A thought experiment in the election’s aftermath: What if, instead of focusing on making it harder for people to vote, we made voting mandatory? Indulge me in a rant against the phantom menace of voter fraud. The efforts to suppress it are barely disguised Republican moves to hold down minority votes that would, presumably, go to Democrats. This year, the Supreme Court allowed a new Texas voter-ID law to proceed despite a lower court judge’s finding that it amounted to an unconstitutional poll tax that could disenfranchise 600,000 registered voters, about 4.5 percent of the total. This in low-turnout Texas, with voting participation rates near the bottom of a country with overall anemic turnout. Pivot to Australia, one of 11 countries that have, and enforce, mandatory voting, according to the International Institute for Democracy and Electoral Assistance, and the nation most culturally similar to the United States.

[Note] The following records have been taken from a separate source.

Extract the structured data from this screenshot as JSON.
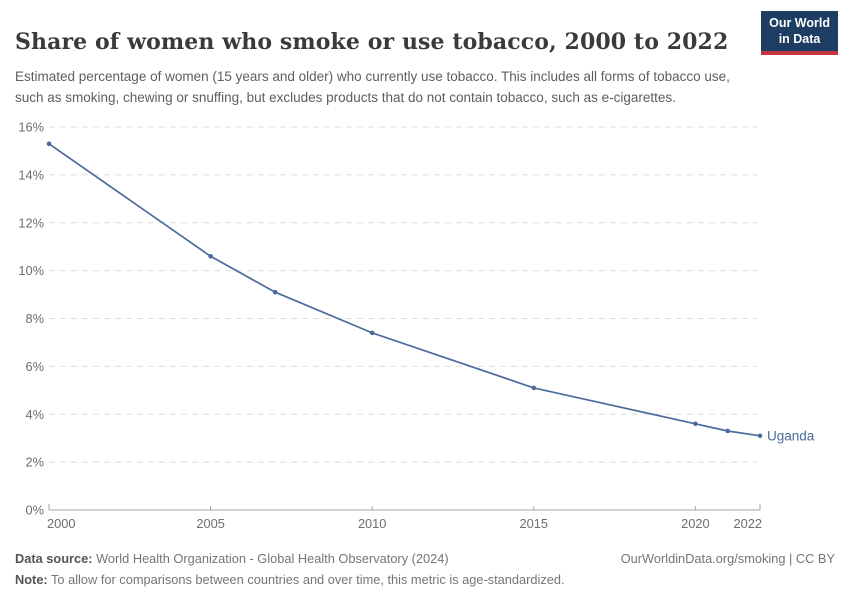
{
  "header": {
    "title": "Share of women who smoke or use tobacco, 2000 to 2022",
    "subtitle": "Estimated percentage of women (15 years and older) who currently use tobacco. This includes all forms of tobacco use, such as smoking, chewing or snuffing, but excludes products that do not contain tobacco, such as e-cigarettes."
  },
  "logo": {
    "line1": "Our World",
    "line2": "in Data",
    "bg_color": "#1d3d63",
    "stripe_color": "#c5353f"
  },
  "chart_data": {
    "type": "line",
    "title": "Share of women who smoke or use tobacco, 2000 to 2022",
    "x": [
      2000,
      2005,
      2007,
      2010,
      2015,
      2020,
      2021,
      2022
    ],
    "series": [
      {
        "name": "Uganda",
        "color": "#4c6a9c",
        "values": [
          15.3,
          10.6,
          9.1,
          7.4,
          5.1,
          3.6,
          3.3,
          3.1
        ]
      }
    ],
    "xlabel": "",
    "ylabel": "",
    "xlim": [
      2000,
      2022
    ],
    "ylim": [
      0,
      16
    ],
    "xticks": [
      2000,
      2005,
      2010,
      2015,
      2020,
      2022
    ],
    "xtick_labels": [
      "2000",
      "2005",
      "2010",
      "2015",
      "2020",
      "2022"
    ],
    "yticks": [
      0,
      2,
      4,
      6,
      8,
      10,
      12,
      14,
      16
    ],
    "ytick_labels": [
      "0%",
      "2%",
      "4%",
      "6%",
      "8%",
      "10%",
      "12%",
      "14%",
      "16%"
    ],
    "grid": "horizontal-dashed",
    "legend": "line-end-label",
    "end_label": "Uganda"
  },
  "colors": {
    "line": "#4c6a9c",
    "grid": "#dcdcdc",
    "axis": "#a3a3a3",
    "tick_text": "#6e6e6e"
  },
  "footer": {
    "source_label": "Data source:",
    "source_text": " World Health Organization - Global Health Observatory (2024)",
    "note_label": "Note:",
    "note_text": " To allow for comparisons between countries and over time, this metric is age-standardized.",
    "link": "OurWorldinData.org/smoking | CC BY"
  }
}
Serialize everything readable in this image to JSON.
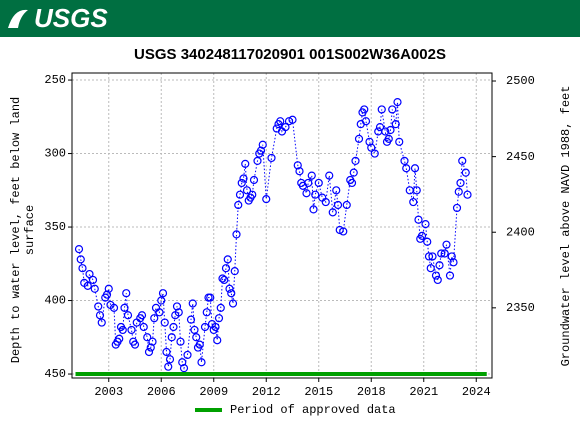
{
  "logo_text": "USGS",
  "chart_data": {
    "type": "line",
    "title": "USGS 340248117020901 001S002W36A002S",
    "ylabel": [
      "Depth to water level, feet below land",
      "surface"
    ],
    "y2label": "Groundwater level above NAVD 1988, feet",
    "xlim": [
      2000.9,
      2024.9
    ],
    "xticks": [
      2003,
      2006,
      2009,
      2012,
      2015,
      2018,
      2021,
      2024
    ],
    "ylim": [
      452.7,
      245.2
    ],
    "yticks": [
      250,
      300,
      350,
      400,
      450
    ],
    "y2lim": [
      2303.6,
      2505.3
    ],
    "y2ticks": [
      2350,
      2400,
      2450,
      2500
    ],
    "grid": true,
    "series": [
      {
        "color": "#0000ff",
        "x": [
          2001.3,
          2001.4,
          2001.5,
          2001.6,
          2001.8,
          2001.9,
          2002.1,
          2002.2,
          2002.4,
          2002.5,
          2002.6,
          2002.8,
          2002.9,
          2003.0,
          2003.1,
          2003.3,
          2003.4,
          2003.5,
          2003.6,
          2003.7,
          2003.8,
          2003.9,
          2004.0,
          2004.1,
          2004.3,
          2004.4,
          2004.5,
          2004.6,
          2004.8,
          2004.9,
          2005.0,
          2005.2,
          2005.3,
          2005.4,
          2005.5,
          2005.6,
          2005.7,
          2005.9,
          2006.0,
          2006.1,
          2006.2,
          2006.3,
          2006.4,
          2006.5,
          2006.6,
          2006.7,
          2006.8,
          2006.9,
          2007.0,
          2007.1,
          2007.2,
          2007.3,
          2007.5,
          2007.7,
          2007.8,
          2007.9,
          2008.0,
          2008.1,
          2008.2,
          2008.3,
          2008.5,
          2008.6,
          2008.7,
          2008.8,
          2008.9,
          2009.0,
          2009.1,
          2009.2,
          2009.3,
          2009.4,
          2009.5,
          2009.6,
          2009.7,
          2009.8,
          2009.9,
          2010.0,
          2010.1,
          2010.2,
          2010.3,
          2010.4,
          2010.5,
          2010.6,
          2010.7,
          2010.8,
          2010.9,
          2011.0,
          2011.1,
          2011.2,
          2011.3,
          2011.5,
          2011.6,
          2011.7,
          2011.8,
          2012.0,
          2012.3,
          2012.6,
          2012.7,
          2012.8,
          2012.9,
          2013.1,
          2013.3,
          2013.5,
          2013.8,
          2013.9,
          2014.0,
          2014.1,
          2014.3,
          2014.4,
          2014.6,
          2014.7,
          2014.8,
          2015.0,
          2015.2,
          2015.4,
          2015.6,
          2015.8,
          2016.0,
          2016.1,
          2016.2,
          2016.4,
          2016.6,
          2016.8,
          2016.9,
          2017.0,
          2017.1,
          2017.3,
          2017.4,
          2017.5,
          2017.6,
          2017.7,
          2017.9,
          2018.0,
          2018.2,
          2018.4,
          2018.5,
          2018.6,
          2018.8,
          2018.9,
          2019.0,
          2019.1,
          2019.2,
          2019.4,
          2019.5,
          2019.6,
          2019.9,
          2020.0,
          2020.2,
          2020.4,
          2020.5,
          2020.6,
          2020.7,
          2020.8,
          2020.9,
          2021.1,
          2021.2,
          2021.3,
          2021.4,
          2021.5,
          2021.7,
          2021.8,
          2021.9,
          2022.0,
          2022.2,
          2022.3,
          2022.5,
          2022.6,
          2022.7,
          2022.9,
          2023.0,
          2023.1,
          2023.2,
          2023.4,
          2023.5
        ],
        "values": [
          365,
          372,
          378,
          388,
          390,
          382,
          386,
          392,
          404,
          410,
          415,
          398,
          396,
          392,
          403,
          405,
          430,
          428,
          426,
          418,
          420,
          405,
          395,
          410,
          420,
          428,
          430,
          415,
          412,
          410,
          418,
          425,
          435,
          432,
          428,
          412,
          405,
          408,
          400,
          395,
          415,
          435,
          445,
          440,
          425,
          418,
          410,
          404,
          408,
          428,
          442,
          446,
          437,
          413,
          402,
          420,
          425,
          432,
          430,
          442,
          418,
          408,
          398,
          398,
          416,
          420,
          418,
          427,
          412,
          405,
          385,
          386,
          378,
          372,
          392,
          395,
          402,
          380,
          355,
          335,
          328,
          320,
          317,
          307,
          325,
          332,
          330,
          328,
          318,
          305,
          300,
          298,
          294,
          331,
          303,
          283,
          280,
          278,
          285,
          282,
          278,
          277,
          308,
          312,
          320,
          322,
          327,
          320,
          315,
          338,
          328,
          320,
          330,
          333,
          315,
          340,
          325,
          335,
          352,
          353,
          335,
          318,
          320,
          313,
          305,
          290,
          280,
          272,
          270,
          278,
          292,
          296,
          300,
          285,
          282,
          270,
          285,
          292,
          290,
          284,
          270,
          280,
          265,
          292,
          305,
          310,
          325,
          333,
          310,
          325,
          345,
          358,
          356,
          348,
          360,
          370,
          378,
          370,
          383,
          386,
          376,
          368,
          368,
          362,
          383,
          370,
          374,
          337,
          326,
          320,
          305,
          313,
          328
        ]
      }
    ],
    "approved_period": {
      "name": "Period of approved data",
      "color": "#00a000",
      "x": [
        2001.1,
        2024.6
      ]
    }
  }
}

Australia adopted compulsory voting in 1924 after turnout plunged from more than 70 percent in 1919 to less than 60 percent in 1922. By contrast, recent turnout by eligible voters in U.S. presidential election years has barely cracked 60 percent; in midterm elections, it has been hovering in the low 40s.
Australians who fail to vote can be fined (or, in theory, jailed for repeated no-shows). Interestingly, the mandate to vote is overwhelmingly popular, with about three-fourths of those polled supporting the requirement.
Let me acknowledge, upfront, that the United States is not about to go the way of Australia. The same partisan forces that agitate for voter ID laws or less opportunity for early voting hours would block any change on the assumption that it would work to their electoral disadvantage.